Le Premier ministre tchèque Andrej Babis, premier à réagir, a reconnu avoir «perdu», tout se félicitant du fait que Prague «n'a rien à payer». La ministre hongroise de la Justice Judit Varga a dénoncé l'approche «discriminatoire» de la Cour, tandis que le porte-parole du gouvernement polonais Piotr Müller a assuré que la décision «n'aurait pas d'importance pratique».

Ce n'est pas l'avis de la présidente de la Commission européenne Ursula von der Leyen. «Ce jugement est important, a -t-elle réagi. Il se réfère au passé mais nous donnera des lignes directrices pour le futur.

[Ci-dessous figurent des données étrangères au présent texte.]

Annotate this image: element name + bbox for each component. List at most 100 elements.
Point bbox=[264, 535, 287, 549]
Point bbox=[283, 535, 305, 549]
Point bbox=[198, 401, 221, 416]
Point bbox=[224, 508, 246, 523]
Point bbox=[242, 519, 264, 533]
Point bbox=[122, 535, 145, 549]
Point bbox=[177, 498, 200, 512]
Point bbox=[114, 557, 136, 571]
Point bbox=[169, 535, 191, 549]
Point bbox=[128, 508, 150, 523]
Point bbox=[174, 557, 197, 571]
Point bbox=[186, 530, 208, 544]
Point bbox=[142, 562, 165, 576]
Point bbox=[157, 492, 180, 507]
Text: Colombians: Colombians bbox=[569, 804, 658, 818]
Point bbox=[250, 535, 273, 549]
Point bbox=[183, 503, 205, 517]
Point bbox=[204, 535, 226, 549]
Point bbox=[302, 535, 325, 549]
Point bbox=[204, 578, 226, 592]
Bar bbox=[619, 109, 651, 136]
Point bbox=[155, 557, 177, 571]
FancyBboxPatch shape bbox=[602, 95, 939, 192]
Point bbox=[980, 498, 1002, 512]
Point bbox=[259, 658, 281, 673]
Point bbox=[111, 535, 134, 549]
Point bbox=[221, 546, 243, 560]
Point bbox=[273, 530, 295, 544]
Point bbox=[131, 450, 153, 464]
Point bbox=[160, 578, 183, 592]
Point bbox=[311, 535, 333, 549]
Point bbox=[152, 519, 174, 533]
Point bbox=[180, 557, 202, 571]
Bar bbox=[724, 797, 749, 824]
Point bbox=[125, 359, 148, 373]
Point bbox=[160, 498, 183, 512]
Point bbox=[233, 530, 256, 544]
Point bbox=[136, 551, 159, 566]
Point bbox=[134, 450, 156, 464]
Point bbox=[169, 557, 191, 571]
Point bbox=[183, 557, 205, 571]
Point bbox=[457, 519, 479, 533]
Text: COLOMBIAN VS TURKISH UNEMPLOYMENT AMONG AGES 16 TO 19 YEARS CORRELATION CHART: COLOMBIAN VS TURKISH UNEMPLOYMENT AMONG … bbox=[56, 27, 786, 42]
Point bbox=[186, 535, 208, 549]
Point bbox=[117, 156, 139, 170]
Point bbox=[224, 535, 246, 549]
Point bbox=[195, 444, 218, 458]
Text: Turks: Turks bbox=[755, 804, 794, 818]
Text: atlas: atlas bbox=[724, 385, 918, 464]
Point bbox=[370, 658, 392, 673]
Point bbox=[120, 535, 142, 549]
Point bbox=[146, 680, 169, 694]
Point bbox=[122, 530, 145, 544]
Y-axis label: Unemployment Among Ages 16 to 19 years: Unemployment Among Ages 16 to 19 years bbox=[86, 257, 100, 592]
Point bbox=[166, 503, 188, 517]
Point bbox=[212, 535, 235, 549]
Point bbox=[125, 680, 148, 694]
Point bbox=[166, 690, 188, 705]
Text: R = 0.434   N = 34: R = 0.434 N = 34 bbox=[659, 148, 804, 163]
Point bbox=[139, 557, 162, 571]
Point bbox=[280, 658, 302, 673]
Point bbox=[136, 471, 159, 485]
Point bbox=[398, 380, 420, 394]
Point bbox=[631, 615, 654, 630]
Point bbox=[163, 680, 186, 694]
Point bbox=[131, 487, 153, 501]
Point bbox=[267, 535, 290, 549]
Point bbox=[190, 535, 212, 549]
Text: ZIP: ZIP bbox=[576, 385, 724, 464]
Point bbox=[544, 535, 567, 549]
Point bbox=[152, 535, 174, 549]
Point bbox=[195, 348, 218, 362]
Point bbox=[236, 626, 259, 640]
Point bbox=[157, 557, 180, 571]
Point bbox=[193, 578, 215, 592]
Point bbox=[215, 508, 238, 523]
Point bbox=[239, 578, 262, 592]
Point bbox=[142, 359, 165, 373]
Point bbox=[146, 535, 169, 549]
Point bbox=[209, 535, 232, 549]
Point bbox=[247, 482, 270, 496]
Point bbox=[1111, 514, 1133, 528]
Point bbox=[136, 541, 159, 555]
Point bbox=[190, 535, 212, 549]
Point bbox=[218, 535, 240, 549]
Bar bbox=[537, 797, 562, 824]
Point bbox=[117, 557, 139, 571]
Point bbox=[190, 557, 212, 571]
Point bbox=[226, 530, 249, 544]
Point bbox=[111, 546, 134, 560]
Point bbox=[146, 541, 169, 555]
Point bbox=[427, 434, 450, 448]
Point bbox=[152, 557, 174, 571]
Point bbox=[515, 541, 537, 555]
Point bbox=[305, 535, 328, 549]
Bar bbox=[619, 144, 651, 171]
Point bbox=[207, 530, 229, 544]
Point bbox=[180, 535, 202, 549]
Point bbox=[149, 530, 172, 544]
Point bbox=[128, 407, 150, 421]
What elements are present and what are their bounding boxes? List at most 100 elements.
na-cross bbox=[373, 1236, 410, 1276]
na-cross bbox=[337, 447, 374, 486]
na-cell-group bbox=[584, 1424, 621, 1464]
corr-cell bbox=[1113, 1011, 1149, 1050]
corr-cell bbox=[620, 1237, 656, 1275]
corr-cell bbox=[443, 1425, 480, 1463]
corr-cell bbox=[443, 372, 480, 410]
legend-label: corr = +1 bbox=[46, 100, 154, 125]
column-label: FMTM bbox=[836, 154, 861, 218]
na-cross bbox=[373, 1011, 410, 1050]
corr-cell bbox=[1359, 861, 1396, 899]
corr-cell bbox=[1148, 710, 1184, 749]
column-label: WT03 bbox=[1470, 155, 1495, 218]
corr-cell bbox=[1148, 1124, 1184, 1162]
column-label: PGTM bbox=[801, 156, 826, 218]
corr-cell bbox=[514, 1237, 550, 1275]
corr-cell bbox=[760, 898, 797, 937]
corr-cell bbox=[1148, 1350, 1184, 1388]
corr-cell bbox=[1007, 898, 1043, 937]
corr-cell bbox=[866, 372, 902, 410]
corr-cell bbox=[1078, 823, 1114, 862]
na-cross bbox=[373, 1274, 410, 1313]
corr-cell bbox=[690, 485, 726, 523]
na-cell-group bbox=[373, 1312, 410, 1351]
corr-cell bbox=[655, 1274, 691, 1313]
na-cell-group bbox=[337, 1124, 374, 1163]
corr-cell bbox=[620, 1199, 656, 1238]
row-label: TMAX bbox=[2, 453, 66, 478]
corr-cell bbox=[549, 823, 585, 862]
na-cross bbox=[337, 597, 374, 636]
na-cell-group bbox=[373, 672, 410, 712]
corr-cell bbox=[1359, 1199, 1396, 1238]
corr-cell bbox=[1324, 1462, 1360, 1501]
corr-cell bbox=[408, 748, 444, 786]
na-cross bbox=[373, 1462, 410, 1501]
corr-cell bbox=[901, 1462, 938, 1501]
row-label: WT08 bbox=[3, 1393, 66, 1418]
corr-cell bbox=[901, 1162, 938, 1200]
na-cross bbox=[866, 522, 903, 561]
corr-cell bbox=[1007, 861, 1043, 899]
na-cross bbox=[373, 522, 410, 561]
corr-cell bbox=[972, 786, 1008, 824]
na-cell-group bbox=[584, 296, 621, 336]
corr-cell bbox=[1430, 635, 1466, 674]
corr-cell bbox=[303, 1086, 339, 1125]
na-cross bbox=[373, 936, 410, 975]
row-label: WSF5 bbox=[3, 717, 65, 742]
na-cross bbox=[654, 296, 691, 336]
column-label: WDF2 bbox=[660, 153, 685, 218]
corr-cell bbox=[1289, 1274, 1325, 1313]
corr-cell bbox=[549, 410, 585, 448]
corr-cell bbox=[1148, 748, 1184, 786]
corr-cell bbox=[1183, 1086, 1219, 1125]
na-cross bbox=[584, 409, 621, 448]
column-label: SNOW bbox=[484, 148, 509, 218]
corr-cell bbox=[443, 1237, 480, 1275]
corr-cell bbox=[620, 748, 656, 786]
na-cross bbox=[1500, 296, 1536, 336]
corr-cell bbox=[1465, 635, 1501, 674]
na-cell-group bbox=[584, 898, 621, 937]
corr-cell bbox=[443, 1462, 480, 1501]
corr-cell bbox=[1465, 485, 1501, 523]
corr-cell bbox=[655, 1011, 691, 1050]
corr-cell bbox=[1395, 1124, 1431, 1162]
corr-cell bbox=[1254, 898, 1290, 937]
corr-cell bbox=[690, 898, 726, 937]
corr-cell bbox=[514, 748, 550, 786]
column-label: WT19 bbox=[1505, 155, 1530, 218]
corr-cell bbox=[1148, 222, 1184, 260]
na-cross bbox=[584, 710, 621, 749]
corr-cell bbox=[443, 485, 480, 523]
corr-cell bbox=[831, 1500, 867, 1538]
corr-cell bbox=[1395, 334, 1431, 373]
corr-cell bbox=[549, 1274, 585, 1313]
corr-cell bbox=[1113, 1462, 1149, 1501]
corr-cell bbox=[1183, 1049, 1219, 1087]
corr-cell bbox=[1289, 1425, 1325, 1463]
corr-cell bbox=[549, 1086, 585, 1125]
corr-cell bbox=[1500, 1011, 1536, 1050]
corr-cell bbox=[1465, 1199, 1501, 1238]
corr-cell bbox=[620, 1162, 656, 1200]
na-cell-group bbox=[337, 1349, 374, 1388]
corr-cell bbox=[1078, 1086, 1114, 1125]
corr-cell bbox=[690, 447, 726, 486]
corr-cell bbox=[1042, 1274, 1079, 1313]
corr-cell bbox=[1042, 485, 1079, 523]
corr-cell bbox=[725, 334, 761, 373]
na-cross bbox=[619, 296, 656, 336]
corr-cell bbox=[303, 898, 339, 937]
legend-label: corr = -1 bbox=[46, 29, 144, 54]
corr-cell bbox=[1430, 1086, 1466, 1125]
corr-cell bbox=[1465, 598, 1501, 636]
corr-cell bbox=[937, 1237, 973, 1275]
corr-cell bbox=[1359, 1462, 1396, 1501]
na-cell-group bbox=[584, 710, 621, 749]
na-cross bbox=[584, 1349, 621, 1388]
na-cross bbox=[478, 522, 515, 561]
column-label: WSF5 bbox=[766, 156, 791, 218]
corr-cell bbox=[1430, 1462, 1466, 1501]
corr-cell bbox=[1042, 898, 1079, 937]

La Cour est très claire sur la responsabilité des Etats membres».

Quotas d'accueil refusés

La Cour estime que les trois capitales «ne peuvent invoquer ni leurs responsabilités en matière de maintien de l'ordre public et de sauvegarde de la sécurité intérieure, ni le prétendu dysfonctionnement du mécanisme de relocalisation, pour se soustraire à la mise en oeuvre de ce mécanisme».

Fin 2017, la Commission européenne avait saisi la Cour de justice de l'UE, constatant que les trois pays avaient refusé leurs quotas d'accueil de réfugiés décidés dans le cadre du programme de répartition par Etat membre de dizaines de milliers de demandeurs d'asile depuis l'Italie et la Grèce, lancé en 2015 et qui a pris fin en septembre 2017.

La Pologne et la Hongrie n'ont accueilli aucun réfugié, la République tchèque se contentant d'en recevoir une douzaine avant de se désengager du programme.